学术文献库

Context: A full understanding of the planet and moon formation process requires observations that probe the circumplanetary environment of accreting giant planets. The mid-infrared ELT imager and spectrograph (METIS) will provide a unique capability to detect warm-gas emission lines from circumplanetary disks. Aims: We aim to demonstrate the capability of the METIS instrument on the Extremely Large Telescope (ELT) to detect circumplanetary disks (CPDs) with fundamental v=1-0 transitions of $^{12}$CO from 4.5-5 $μ$m. Methods: We consider the case of the well-studied HD 100546 pre-transitional disk to inform our disk modeling approach. We use the radiation-thermochemical disk modeling code ProDiMo to produce synthetic spectral channel maps. The observational simulator SimMETIS is employed to produce realistic data products with the integral field spectroscopic (IFU) mode. Results: The detectability of the CPD depends strongly on the level of external irradiation and the physical extent of the disk, favoring massive (~10 M$_{\rm J}$) planets and spatially extended disks with radii approaching the planetary Hill radius. The majority of $^{12}$CO line emission originates from the outer disk surface, and thus the CO line profiles are centrally peaked. The planetary luminosity does not contribute significantly to exciting disk gas line emission.
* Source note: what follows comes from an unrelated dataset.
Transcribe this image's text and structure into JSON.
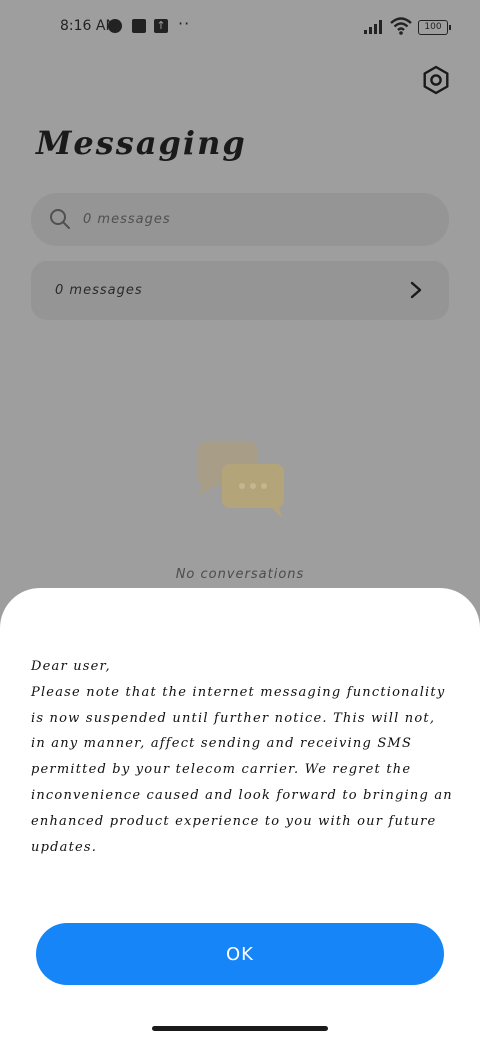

If CPDs are dust-depleted, the $^{12}$CO line emission is enhanced as external radiation can penetrate deeper into the line emitting region. Conclusions: UV-bright star systems with pre-transitional disks are ideal candidates to search for CO-emitting CPDs with ELT/METIS. METIS will be able to detect a variety of circumplanetary disks via their fundamental $^{12}$CO ro-vibrational line emission in only 60 s of total detector integration time.